After I draft a new poem, in that first rush of euphoria, my impulse is always to give it to someone. Invariably, I'm in love. Look at this poem I've birthed! I've spun out of pure air! Isn't it amazing?
And then I have to remember, that not everyone wants to kiss a new baby, and not every baby is cute.
I really have to fight the impulse to share, because the poem is almost never done--usually, not even close. Most poems go through months--some even years--of drafts before they are done. The ones I love when I finish usually have a seed of rightness and possibility about them, but that's often about it--so much of it's not yet developed. I think that impulse to share is that longing for someone else to confirm that yes, it has potential. Yes, it might just be a good poem.
One of my goals this summer is to really work on revision. I think the impulse to stop too soon is really strong--for me certainly, and I think for a lot of poets. I think sometimes that's what workshop is all about...us telling us other, kindly and firmly, to keep working. It's not ready. Keep working, it's not ready. We have to learn over and over that even though a poem can be drafted in a few minutes, that doesn't mean it's a finished poem.

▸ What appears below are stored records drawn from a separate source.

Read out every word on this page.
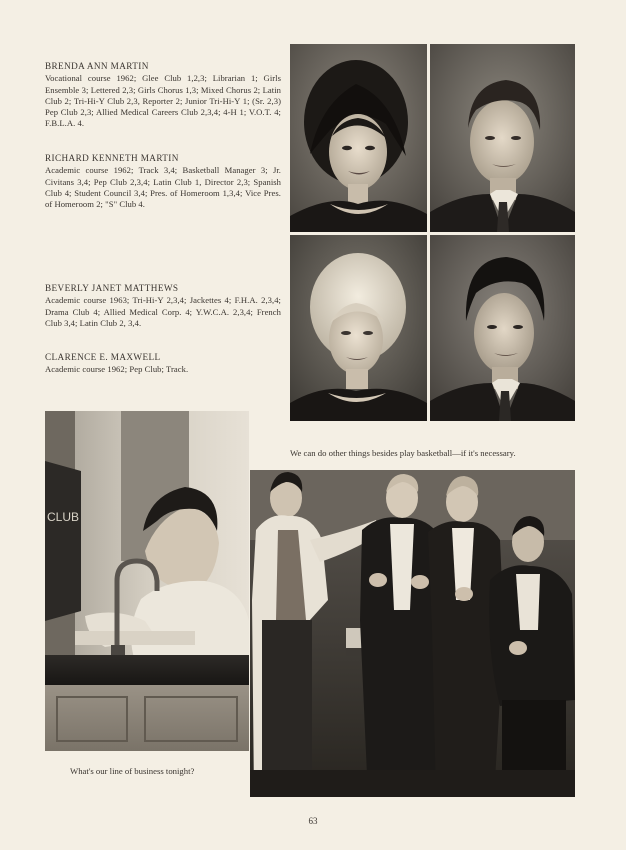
BRENDA ANN MARTIN
Vocational course 1962; Glee Club 1,2,3; Librarian 1; Girls Ensemble 3; Lettered 2,3; Girls Chorus 1,3; Mixed Chorus 2; Latin Club 2; Tri-Hi-Y Club 2,3, Reporter 2; Junior Tri-Hi-Y 1; (Sr. 2,3) Pep Club 2,3; Allied Medical Careers Club 2,3,4; 4-H 1; V.O.T. 4; F.B.L.A. 4.
RICHARD KENNETH MARTIN
Academic course 1962; Track 3,4; Basketball Manager 3; Jr. Civitans 3,4; Pep Club 2,3,4; Latin Club 1, Director 2,3; Spanish Club 4; Student Council 3,4; Pres. of Homeroom 1,3,4; Vice Pres. of Homeroom 2; "S" Club 4.
BEVERLY JANET MATTHEWS
Academic course 1963; Tri-Hi-Y 2,3,4; Jackettes 4; F.H.A. 2,3,4; Drama Club 4; Allied Medical Corp. 4; Y.W.C.A. 2,3,4; French Club 3,4; Latin Club 2, 3,4.
CLARENCE E. MAXWELL
Academic course 1962; Pep Club; Track.
We can do other things besides play basketball—if it's necessary.
CLUB
What's our line of business tonight?
63
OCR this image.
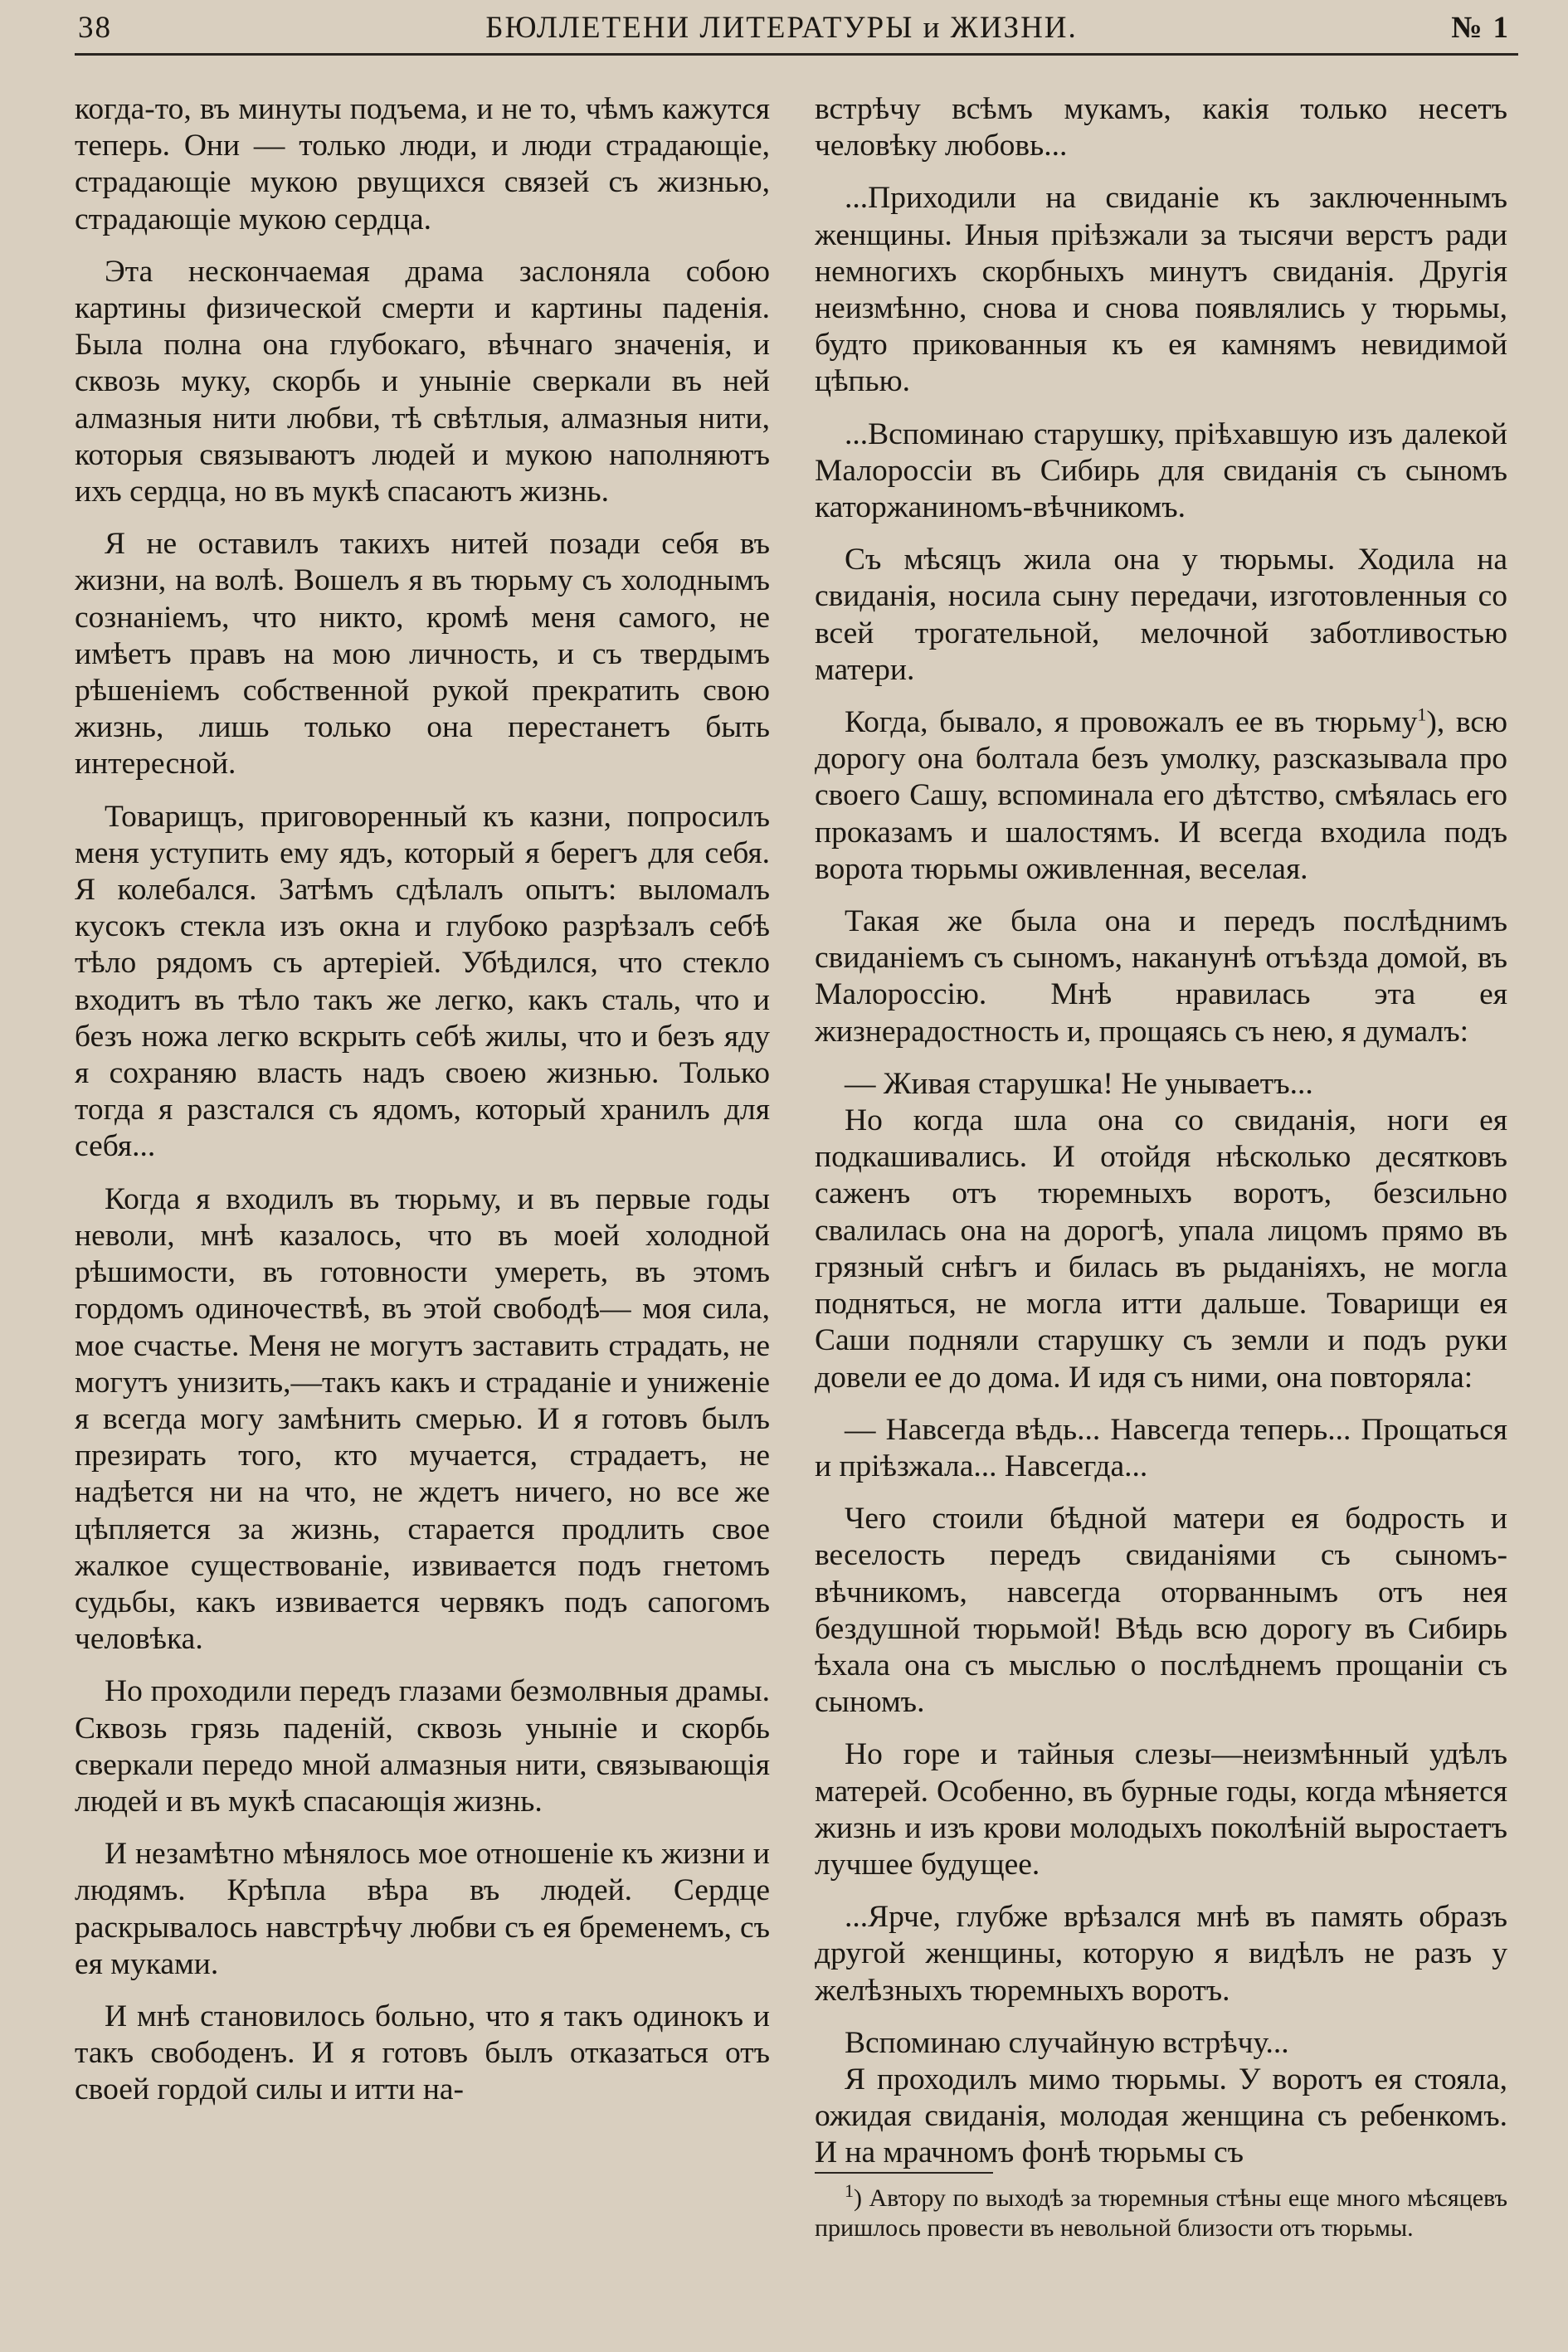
38	БЮЛЛЕТЕНИ ЛИТЕРАТУРЫ и ЖИЗНИ.	№ 1

когда-то, въ минуты подъема, и не то, чѣмъ кажутся теперь. Они — только люди, и люди страдающіе, страдающіе мукою рвущихся связей съ жизнью, страдающіе мукою сердца.

Эта нескончаемая драма заслоняла собою картины физической смерти и картины паденія. Была полна она глубокаго, вѣчнаго значенія, и сквозь муку, скорбь и уныніе сверкали въ ней алмазныя нити любви, тѣ свѣтлыя, алмазныя нити, которыя связываютъ людей и мукою наполняютъ ихъ сердца, но въ мукѣ спасаютъ жизнь.

Я не оставилъ такихъ нитей позади себя въ жизни, на волѣ. Вошелъ я въ тюрьму съ холоднымъ сознаніемъ, что никто, кромѣ меня самого, не имѣетъ правъ на мою личность, и съ твердымъ рѣшеніемъ собственной рукой прекратить свою жизнь, лишь только она перестанетъ быть интересной.

Товарищъ, приговоренный къ казни, попросилъ меня уступить ему ядъ, который я берегъ для себя. Я колебался. Затѣмъ сдѣлалъ опытъ: выломалъ кусокъ стекла изъ окна и глубоко разрѣзалъ себѣ тѣло рядомъ съ артеріей. Убѣдился, что стекло входитъ въ тѣло такъ же легко, какъ сталь, что и безъ ножа легко вскрыть себѣ жилы, что и безъ яду я сохраняю власть надъ своею жизнью. Только тогда я разстался съ ядомъ, который хранилъ для себя...

Когда я входилъ въ тюрьму, и въ первые годы неволи, мнѣ казалось, что въ моей холодной рѣшимости, въ готовности умереть, въ этомъ гордомъ одиночествѣ, въ этой свободѣ— моя сила, мое счастье. Меня не могутъ заставить страдать, не могутъ унизить,—такъ какъ и страданіе и униженіе я всегда могу замѣнить смерью. И я готовъ былъ презирать того, кто мучается, страдаетъ, не надѣется ни на что, не ждетъ ничего, но все же цѣпляется за жизнь, старается продлить свое жалкое существованіе, извивается подъ гнетомъ судьбы, какъ извивается червякъ подъ сапогомъ человѣка.

Но проходили передъ глазами безмолвныя драмы. Сквозь грязь паденій, сквозь уныніе и скорбь сверкали передо мной алмазныя нити, связывающія людей и въ мукѣ спасающія жизнь.

И незамѣтно мѣнялось мое отношеніе къ жизни и людямъ. Крѣпла вѣра въ людей. Сердце раскрывалось навстрѣчу любви съ ея бременемъ, съ ея муками.

И мнѣ становилось больно, что я такъ одинокъ и такъ свободенъ. И я готовъ былъ отказаться отъ своей гордой силы и итти на-

встрѣчу всѣмъ мукамъ, какія только несетъ человѣку любовь...

...Приходили на свиданіе къ заключеннымъ женщины. Иныя пріѣзжали за тысячи верстъ ради немногихъ скорбныхъ минутъ свиданія. Другія неизмѣнно, снова и снова появлялись у тюрьмы, будто прикованныя къ ея камнямъ невидимой цѣпью.

...Вспоминаю старушку, пріѣхавшую изъ далекой Малороссіи въ Сибирь для свиданія съ сыномъ каторжаниномъ-вѣчникомъ.

Съ мѣсяцъ жила она у тюрьмы. Ходила на свиданія, носила сыну передачи, изготовленныя со всей трогательной, мелочной заботливостью матери.

Когда, бывало, я провожалъ ее въ тюрьму$^1$), всю дорогу она болтала безъ умолку, разсказывала про своего Сашу, вспоминала его дѣтство, смѣялась его проказамъ и шалостямъ. И всегда входила подъ ворота тюрьмы оживленная, веселая.

Такая же была она и передъ послѣднимъ свиданіемъ съ сыномъ, наканунѣ отъѣзда домой, въ Малороссію. Мнѣ нравилась эта ея жизнерадостность и, прощаясь съ нею, я думалъ:

— Живая старушка! Не унываетъ...

Но когда шла она со свиданія, ноги ея подкашивались. И отойдя нѣсколько десятковъ саженъ отъ тюремныхъ воротъ, безсильно свалилась она на дорогѣ, упала лицомъ прямо въ грязный снѣгъ и билась въ рыданіяхъ, не могла подняться, не могла итти дальше. Товарищи ея Саши подняли старушку съ земли и подъ руки довели ее до дома. И идя съ ними, она повторяла:

— Навсегда вѣдь... Навсегда теперь... Прощаться и пріѣзжала... Навсегда...

Чего стоили бѣдной матери ея бодрость и веселость передъ свиданіями съ сыномъ-вѣчникомъ, навсегда оторваннымъ отъ нея бездушной тюрьмой! Вѣдь всю дорогу въ Сибирь ѣхала она съ мыслью о послѣднемъ прощаніи съ сыномъ.

Но горе и тайныя слезы—неизмѣнный удѣлъ матерей. Особенно, въ бурные годы, когда мѣняется жизнь и изъ крови молодыхъ поколѣній выростаетъ лучшее будущее.

...Ярче, глубже врѣзался мнѣ въ память образъ другой женщины, которую я видѣлъ не разъ у желѣзныхъ тюремныхъ воротъ.

Вспоминаю случайную встрѣчу...

Я проходилъ мимо тюрьмы. У воротъ ея стояла, ожидая свиданія, молодая женщина съ ребенкомъ. И на мрачномъ фонѣ тюрьмы съ

$^1$) Автору по выходѣ за тюремныя стѣны еще много мѣсяцевъ пришлось провести въ невольной близости отъ тюрьмы.
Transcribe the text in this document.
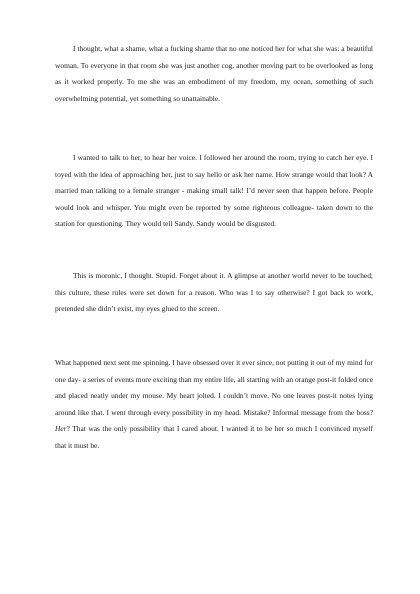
I thought, what a shame, what a fucking shame that no one noticed her for what she was: a beautiful woman. To everyone in that room she was just another cog, another moving part to be overlooked as long as it worked properly. To me she was an embodiment of my freedom, my ocean, something of such overwhelming potential, yet something so unattainable.

I wanted to talk to her, to hear her voice. I followed her around the room, trying to catch her eye. I toyed with the idea of approaching her, just to say hello or ask her name. How strange would that look? A married man talking to a female stranger - making small talk! I’d never seen that happen before. People would look and whisper. You might even be reported by some righteous colleague- taken down to the station for questioning. They would tell Sandy. Sandy would be disgusted.

This is moronic, I thought. Stupid. Forget about it. A glimpse at another world never to be touched; this culture, these rules were set down for a reason. Who was I to say otherwise? I got back to work, pretended she didn’t exist, my eyes glued to the screen.

What happened next sent me spinning. I have obsessed over it ever since, not putting it out of my mind for one day- a series of events more exciting than my entire life, all starting with an orange post-it folded once and placed neatly under my mouse. My heart jolted. I couldn’t move. No one leaves post-it notes lying around like that. I went through every possibility in my head. Mistake? Informal message from the boss? Her? That was the only possibility that I cared about. I wanted it to be her so much I convinced myself that it must be.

Some days I like best the initial writing--that euphoria of a good birth. And some days I like much better the revision--the tinkering with words, the cutting of bad lines, the assurance that it will get better with a little more work. There's no assurance that a new poem has potential. I throw most of them away. A lot of poets do. William Stafford wrote a poem every day of his adult life. If an average book has 40 or so poems in it, and an average time between books is 5 years, that's approximately 1,785 poems thrown away. It's hard to sit down (or get up in the morning) and write one of those 1,785 poems. But we have to write those, to get the 40 good ones.
Today I wrote a new one that I think might be a good one and I rewrote one that badly needed to be pushed back in and germinated a bit more. So, this feels like a good day. I'm savoring this, knowing how many not good ones there are, to come. And I'm resisting the urge to post that new poem here.